- Publisher: English Software
- Designer: Steven A. Riding
- Platform: Atari 8-bit
- Release: 1983
- Genre: Action

= Captain Sticky's Gold =

1983 video game

Captain Sticky's Gold is a scuba diving themed action game written by Steven A. Riding and published by English Software for Atari 8-bit computers in 1983. Riding also wrote Airstrike and Airstrike II for the same publisher.

==Gameplay==

Gameplay screenshot

In Captain Sticky's Gold the player controls a scuba diver attempting to retrieve gold bars from the bottom of the ocean.

The game plays on a single screen, with most of it covered by water. Gold bars randomly appear in three seabed mines on the bottom. The player needs to avoid obstacles to reach a gold bar, use the rope to retrieve it, and then reach the surface to refill the limited oxygen supply and get a new rope. There is a time limit for retrieving each bar.

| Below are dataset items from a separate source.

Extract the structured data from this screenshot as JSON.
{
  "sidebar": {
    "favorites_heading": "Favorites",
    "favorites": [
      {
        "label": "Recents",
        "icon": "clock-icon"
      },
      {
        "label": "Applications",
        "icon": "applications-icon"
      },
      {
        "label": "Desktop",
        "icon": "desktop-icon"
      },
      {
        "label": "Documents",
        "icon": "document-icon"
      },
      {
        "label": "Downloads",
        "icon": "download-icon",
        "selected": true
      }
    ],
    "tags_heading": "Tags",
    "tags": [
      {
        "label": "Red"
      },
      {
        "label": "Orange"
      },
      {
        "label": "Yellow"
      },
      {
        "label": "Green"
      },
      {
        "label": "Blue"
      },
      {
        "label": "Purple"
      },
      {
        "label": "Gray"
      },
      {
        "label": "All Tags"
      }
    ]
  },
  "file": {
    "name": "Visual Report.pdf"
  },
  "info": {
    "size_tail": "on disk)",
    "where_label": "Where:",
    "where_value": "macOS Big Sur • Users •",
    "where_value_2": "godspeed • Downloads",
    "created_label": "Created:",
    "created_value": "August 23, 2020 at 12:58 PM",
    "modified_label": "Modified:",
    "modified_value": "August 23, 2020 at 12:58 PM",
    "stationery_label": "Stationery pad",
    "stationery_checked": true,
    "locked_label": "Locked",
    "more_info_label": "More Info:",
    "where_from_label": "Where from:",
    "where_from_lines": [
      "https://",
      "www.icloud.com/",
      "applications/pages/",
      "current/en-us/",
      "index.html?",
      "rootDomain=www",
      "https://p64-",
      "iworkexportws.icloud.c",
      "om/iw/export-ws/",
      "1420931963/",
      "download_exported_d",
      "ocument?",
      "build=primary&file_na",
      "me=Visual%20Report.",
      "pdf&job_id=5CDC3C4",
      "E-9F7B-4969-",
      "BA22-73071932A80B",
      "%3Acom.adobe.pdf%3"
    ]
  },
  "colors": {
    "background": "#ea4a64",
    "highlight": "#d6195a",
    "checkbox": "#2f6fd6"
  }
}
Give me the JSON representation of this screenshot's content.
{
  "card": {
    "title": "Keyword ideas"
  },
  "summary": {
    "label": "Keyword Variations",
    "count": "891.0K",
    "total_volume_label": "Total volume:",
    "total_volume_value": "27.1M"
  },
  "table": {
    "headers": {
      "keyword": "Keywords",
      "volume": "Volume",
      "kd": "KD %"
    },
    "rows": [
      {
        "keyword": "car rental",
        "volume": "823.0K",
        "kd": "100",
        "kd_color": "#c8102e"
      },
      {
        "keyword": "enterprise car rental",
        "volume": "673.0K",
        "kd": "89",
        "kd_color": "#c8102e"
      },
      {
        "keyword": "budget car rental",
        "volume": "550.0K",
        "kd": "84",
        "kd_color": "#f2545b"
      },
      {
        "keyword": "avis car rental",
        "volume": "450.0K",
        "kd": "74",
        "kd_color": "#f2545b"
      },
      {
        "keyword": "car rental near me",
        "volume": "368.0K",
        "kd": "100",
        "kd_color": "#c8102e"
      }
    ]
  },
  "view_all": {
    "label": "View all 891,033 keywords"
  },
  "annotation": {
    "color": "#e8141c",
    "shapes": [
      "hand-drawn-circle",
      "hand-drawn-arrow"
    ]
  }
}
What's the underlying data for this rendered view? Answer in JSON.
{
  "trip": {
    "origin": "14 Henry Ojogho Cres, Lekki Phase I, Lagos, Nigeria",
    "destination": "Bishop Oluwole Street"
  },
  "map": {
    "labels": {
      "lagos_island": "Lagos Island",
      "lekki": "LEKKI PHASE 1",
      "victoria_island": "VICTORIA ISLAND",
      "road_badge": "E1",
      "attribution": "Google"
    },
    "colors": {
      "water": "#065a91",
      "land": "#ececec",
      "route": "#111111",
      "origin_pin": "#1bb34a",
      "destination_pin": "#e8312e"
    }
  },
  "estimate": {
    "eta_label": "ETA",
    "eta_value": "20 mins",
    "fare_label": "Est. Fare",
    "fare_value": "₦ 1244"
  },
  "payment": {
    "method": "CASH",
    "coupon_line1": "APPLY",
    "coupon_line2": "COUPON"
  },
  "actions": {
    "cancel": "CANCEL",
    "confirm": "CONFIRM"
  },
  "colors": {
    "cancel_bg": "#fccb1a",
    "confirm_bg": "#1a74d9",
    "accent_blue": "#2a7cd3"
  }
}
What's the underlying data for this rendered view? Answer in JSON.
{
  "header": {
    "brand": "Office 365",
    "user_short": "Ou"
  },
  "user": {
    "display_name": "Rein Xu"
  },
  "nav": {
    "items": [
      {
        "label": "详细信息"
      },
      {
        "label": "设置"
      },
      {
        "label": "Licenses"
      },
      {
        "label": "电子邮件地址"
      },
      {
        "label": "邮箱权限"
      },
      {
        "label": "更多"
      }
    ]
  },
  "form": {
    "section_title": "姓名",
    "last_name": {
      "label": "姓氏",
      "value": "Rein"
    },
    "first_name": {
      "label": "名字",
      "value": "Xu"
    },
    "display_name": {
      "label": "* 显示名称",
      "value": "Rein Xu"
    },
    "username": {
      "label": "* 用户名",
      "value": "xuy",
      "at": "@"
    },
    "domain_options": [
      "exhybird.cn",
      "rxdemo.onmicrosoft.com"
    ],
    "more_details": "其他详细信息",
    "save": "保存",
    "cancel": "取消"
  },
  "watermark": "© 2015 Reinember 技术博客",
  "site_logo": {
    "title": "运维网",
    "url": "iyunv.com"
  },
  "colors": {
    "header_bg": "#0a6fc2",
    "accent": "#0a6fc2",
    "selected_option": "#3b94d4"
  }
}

In the first levels, obstacles include fish that can be shot with a harpoon and leeches that drain oxygen. Later levels add an enemy helicopter attempts to bomb the player, monster crabs, missiles, and force fields.

Collecting ten bars of gold advances to the next level. After eight levels, the next zone is introduced.

==Reception==
Home Computing Weekly in a review from 1984 praised the graphics and concluded: "If arcade games are your forte you will enjoy Captain Sticky. If not, you could find the game soon becomes repetitive." Personal Computer Games wrote: "Despite the silliness, it's fun to play."

Bob Chappell wrote a review for Personal Computer News and he gave the following verdict: "Colourful graphics with plenty of action and bags of sound effects (loved the theme tune) make this an enjoyable game."